Considerando apenas os pacotes anunciados nos últimos dois dias pelo Reino Unido, pela Itália e pela União Europeia (que colocou à disposição dos países mais afetados pelo vírus um fundo de € 25,0 bilhões, algo como US$ 28,2 bilhões), o socorro já soma qualquer coisa próxima a US$ 223,95 bilhões (perto de R$ 1,06 trilhão). Em reunião extraordinária, o Banco da Inglaterra (banco central dos ingleses) cortou os juros básicos de 0,75% para 0,25% ao ano e anunciou um pacote de 100 bilhões de libras (em torno de US$ 128,9 bilhões, já incluídos na conta acima) para que os bancos emprestem a pequenas empresas, para que possam continuar rodando seus negócios, preservando empregos (e renda).

Balanço

·   Além disso, o Reino Unido decidiu abolir, temporariamente, tarifas comerciais de lojas, cinemas e restaurantes, como forma de compensação por perdas eventualmente causadas pela crise.

·   A Itália, que definiu um pacote de socorro de US$ 28,2 bilhões (€ 25,0 bilhões) para reforçar o orçamento da saúde e combater os impactos do vírus sobre a atividade econômica, autorizou uma moratória das dívidas de empresas e famílias, incluindo hipotecas no pacote.

·   No Brasil, as últimas equipes econômicas, numa ofensiva redobrada pela equipe de Guedes, vieram desmontando os instrumentos de política econômica que poderiam ser acionados seja na eventualidade de um agravamento da crise, seja pelo menos para garantir um crescimento mais generoso.

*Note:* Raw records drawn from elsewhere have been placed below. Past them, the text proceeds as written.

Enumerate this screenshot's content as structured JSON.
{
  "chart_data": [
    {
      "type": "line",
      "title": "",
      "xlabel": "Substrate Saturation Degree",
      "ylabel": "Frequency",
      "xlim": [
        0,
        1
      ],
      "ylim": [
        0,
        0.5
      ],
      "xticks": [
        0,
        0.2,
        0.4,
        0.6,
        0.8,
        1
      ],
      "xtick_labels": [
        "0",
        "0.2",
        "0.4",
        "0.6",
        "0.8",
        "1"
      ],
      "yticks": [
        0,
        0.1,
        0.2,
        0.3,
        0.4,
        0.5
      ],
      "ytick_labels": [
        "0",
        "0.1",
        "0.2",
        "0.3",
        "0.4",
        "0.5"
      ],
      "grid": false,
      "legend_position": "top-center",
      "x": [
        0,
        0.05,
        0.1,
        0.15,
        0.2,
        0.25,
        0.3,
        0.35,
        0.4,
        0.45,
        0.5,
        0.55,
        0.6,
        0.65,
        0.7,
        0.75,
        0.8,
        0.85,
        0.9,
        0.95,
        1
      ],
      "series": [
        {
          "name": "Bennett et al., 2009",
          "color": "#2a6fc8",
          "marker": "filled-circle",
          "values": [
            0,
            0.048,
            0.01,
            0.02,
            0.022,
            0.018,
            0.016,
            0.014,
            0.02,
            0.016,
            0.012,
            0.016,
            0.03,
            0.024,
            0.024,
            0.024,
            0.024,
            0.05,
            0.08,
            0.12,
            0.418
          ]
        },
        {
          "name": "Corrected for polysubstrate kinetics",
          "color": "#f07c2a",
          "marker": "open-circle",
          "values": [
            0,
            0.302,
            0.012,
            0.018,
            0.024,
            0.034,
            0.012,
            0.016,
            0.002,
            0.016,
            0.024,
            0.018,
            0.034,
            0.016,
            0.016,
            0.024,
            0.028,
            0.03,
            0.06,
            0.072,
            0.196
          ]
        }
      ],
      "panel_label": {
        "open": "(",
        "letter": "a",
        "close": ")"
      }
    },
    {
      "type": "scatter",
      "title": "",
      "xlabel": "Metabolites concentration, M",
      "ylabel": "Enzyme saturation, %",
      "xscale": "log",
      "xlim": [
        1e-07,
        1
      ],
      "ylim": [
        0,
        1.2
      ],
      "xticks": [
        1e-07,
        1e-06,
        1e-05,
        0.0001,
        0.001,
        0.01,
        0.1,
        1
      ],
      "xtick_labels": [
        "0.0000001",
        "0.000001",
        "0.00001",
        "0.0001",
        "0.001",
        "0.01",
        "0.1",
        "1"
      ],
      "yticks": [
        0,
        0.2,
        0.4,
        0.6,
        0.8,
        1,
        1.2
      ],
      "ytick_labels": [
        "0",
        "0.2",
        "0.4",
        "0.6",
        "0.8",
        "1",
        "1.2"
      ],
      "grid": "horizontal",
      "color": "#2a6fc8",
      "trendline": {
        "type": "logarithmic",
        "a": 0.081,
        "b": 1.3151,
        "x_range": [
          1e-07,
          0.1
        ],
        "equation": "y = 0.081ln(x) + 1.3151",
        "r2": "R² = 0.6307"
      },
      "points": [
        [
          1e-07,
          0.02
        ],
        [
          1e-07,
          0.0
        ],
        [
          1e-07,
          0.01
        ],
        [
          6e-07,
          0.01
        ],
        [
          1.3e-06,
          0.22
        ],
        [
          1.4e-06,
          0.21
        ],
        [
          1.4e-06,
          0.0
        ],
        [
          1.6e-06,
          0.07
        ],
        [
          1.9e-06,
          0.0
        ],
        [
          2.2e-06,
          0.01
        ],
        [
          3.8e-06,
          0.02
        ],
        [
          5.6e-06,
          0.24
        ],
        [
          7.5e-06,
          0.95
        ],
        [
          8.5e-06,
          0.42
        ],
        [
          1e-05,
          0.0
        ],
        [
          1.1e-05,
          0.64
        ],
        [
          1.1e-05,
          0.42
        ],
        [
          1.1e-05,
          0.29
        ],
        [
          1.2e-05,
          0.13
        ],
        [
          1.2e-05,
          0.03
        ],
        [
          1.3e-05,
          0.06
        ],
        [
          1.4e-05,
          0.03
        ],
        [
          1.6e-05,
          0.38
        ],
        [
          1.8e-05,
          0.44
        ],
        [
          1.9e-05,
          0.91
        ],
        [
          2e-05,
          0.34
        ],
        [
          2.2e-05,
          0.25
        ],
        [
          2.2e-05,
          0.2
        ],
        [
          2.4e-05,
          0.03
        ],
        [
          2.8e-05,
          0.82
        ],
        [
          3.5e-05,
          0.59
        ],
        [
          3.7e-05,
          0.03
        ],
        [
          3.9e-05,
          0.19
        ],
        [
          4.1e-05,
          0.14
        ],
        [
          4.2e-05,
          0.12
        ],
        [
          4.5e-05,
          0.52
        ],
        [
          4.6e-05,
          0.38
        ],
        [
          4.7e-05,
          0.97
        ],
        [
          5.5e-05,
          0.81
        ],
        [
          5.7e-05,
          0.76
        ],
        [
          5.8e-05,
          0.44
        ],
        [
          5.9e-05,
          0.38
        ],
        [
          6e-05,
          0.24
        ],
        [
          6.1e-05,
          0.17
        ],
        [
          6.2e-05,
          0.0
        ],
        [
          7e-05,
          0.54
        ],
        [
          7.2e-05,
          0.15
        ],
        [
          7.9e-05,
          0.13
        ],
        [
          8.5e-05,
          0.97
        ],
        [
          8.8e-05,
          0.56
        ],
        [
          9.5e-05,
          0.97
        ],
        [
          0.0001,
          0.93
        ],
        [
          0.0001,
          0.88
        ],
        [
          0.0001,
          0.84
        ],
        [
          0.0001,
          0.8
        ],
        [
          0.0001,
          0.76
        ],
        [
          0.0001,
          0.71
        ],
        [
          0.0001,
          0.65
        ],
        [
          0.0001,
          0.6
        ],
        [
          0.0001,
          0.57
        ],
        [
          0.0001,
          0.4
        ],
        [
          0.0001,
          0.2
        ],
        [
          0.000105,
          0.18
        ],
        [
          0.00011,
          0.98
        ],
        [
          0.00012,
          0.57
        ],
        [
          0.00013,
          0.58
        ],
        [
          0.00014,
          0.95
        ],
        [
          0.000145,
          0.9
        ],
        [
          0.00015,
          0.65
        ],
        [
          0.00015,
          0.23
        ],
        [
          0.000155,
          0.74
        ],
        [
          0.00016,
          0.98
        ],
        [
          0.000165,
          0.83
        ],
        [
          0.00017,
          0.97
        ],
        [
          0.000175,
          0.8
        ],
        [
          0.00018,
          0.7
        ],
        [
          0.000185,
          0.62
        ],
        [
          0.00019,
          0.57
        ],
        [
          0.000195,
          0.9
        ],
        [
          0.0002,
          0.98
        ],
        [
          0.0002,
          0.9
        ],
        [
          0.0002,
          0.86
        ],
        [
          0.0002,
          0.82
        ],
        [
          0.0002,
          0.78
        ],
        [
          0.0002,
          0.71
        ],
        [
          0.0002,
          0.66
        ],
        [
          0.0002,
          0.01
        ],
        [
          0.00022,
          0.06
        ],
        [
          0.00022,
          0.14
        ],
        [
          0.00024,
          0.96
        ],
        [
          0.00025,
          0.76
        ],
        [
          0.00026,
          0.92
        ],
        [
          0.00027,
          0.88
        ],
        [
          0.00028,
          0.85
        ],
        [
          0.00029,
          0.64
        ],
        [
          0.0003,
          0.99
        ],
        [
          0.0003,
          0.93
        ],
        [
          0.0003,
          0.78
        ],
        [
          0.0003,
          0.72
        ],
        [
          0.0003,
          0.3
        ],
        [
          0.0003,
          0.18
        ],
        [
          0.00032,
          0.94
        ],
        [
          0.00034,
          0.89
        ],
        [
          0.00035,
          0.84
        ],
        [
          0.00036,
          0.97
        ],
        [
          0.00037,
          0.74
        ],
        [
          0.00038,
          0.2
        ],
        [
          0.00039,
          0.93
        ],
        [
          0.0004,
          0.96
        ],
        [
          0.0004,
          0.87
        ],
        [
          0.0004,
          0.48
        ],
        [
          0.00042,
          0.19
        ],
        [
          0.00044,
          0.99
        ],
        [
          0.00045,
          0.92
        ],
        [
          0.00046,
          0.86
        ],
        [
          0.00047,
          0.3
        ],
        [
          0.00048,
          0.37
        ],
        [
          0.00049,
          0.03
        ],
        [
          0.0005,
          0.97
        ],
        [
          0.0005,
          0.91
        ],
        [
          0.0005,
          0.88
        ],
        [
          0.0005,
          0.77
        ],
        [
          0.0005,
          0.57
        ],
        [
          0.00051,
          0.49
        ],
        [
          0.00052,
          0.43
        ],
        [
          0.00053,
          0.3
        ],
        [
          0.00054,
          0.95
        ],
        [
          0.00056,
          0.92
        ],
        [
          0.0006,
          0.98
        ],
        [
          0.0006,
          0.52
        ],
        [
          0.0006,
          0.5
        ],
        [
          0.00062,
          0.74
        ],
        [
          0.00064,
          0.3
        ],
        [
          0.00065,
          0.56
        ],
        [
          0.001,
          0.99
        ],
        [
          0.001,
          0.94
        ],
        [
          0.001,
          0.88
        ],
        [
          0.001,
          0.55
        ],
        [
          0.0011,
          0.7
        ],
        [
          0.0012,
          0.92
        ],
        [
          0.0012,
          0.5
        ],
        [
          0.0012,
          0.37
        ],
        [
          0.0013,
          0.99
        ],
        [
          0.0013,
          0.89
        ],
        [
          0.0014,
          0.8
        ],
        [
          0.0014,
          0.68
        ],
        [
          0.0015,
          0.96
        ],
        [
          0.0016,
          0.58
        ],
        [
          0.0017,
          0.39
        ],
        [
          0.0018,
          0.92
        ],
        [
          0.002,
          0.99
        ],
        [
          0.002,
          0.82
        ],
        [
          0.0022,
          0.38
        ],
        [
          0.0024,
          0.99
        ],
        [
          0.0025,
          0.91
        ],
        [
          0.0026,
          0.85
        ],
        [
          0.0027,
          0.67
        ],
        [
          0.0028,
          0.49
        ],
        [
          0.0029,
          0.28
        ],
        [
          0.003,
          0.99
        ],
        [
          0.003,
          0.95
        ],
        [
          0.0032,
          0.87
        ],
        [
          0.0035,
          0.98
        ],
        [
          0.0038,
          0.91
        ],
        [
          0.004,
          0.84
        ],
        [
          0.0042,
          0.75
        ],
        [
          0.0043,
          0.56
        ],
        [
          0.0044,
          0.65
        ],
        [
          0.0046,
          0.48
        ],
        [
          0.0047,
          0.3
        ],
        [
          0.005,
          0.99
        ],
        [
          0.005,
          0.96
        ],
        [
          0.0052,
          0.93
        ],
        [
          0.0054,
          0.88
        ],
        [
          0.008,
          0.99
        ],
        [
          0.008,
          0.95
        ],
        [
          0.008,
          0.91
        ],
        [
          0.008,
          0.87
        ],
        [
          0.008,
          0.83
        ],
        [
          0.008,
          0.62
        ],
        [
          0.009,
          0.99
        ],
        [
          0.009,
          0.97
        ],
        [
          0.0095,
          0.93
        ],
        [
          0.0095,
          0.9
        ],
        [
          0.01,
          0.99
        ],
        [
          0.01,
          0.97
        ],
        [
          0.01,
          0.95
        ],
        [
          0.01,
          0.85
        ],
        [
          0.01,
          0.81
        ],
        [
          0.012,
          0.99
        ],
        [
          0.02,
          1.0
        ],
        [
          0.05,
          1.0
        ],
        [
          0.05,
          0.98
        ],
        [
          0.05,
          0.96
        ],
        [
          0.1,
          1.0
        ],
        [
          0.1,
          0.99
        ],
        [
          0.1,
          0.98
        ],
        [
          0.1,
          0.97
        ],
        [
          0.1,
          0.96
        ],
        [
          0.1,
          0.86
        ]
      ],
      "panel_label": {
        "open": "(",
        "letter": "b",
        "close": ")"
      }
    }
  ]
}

·   É o caso do Banco Nacional de Desenvolvimento Econômico e Social (BNDES), desidratado por uma série de medidas anti-desenvolvimentistas, a começar pelo encarecimento dos empréstimos e financiamentos concedidos pela instituição, “missão” assegurada ainda pela cobrança antecipada de créditos concedidos no passado ao banco pelo Tesouro Nacional.

·   Impedido de exercer seu papel regimental, o BNDES reduziu seus desembolsos, no ano passado, ao menor nível em mais de duas décadas, para R$ 55,3 bilhões em valores atualizados com base na inflação. Só foi maior do que os R$ 38,85 bilhões desembolsados em 1996.

·   As consultas encaminhadas ao BNDES, por sua vez, registraram o nível mais baixo da série histórica recente da instituição, somando R$ 62,959 bilhões, a preços de dezembro do ano passado, desabando quase 40% em relação a 2018. No ano inicial da série, em 1995, as consultas foram 16,3% maiores, somando R$ 72,941 bilhões.A queda retrata a política de desmonte do banco, mas igualmente reflete um apetite reduzido das empresas por investimentos.

·   O baixo nível da atividade econômica está refletido igualmente nos resultados do Índice Nacional de Preços ao Consumidor Amplo (IPCA), que atingiu 0,25% em fevereiro, saindo de 0,21% no mês anterior. Foi a menor variação para o mês desde 2000, reduzindo a inflação acumulada em 12 meses (até fevereiro deste ano) para 4,01%.

Os preços mais sensíveis ao ritmo da atividade econômica subiram apenas 0,2% no mês passado, registrando variação de 2,7% em 12 meses (ou seja, bem abaixo do centro da meta inflacionária, fixada em 4,0% para este ano). Se em janeiro 55,4% dos itens pesquisados apresentaram alta, no mês seguinte esse indicador recuou para 49,3% (em fevereiro de 2019, o IBGE havia anotado elevação para 59,0% dos produtos pesquisados).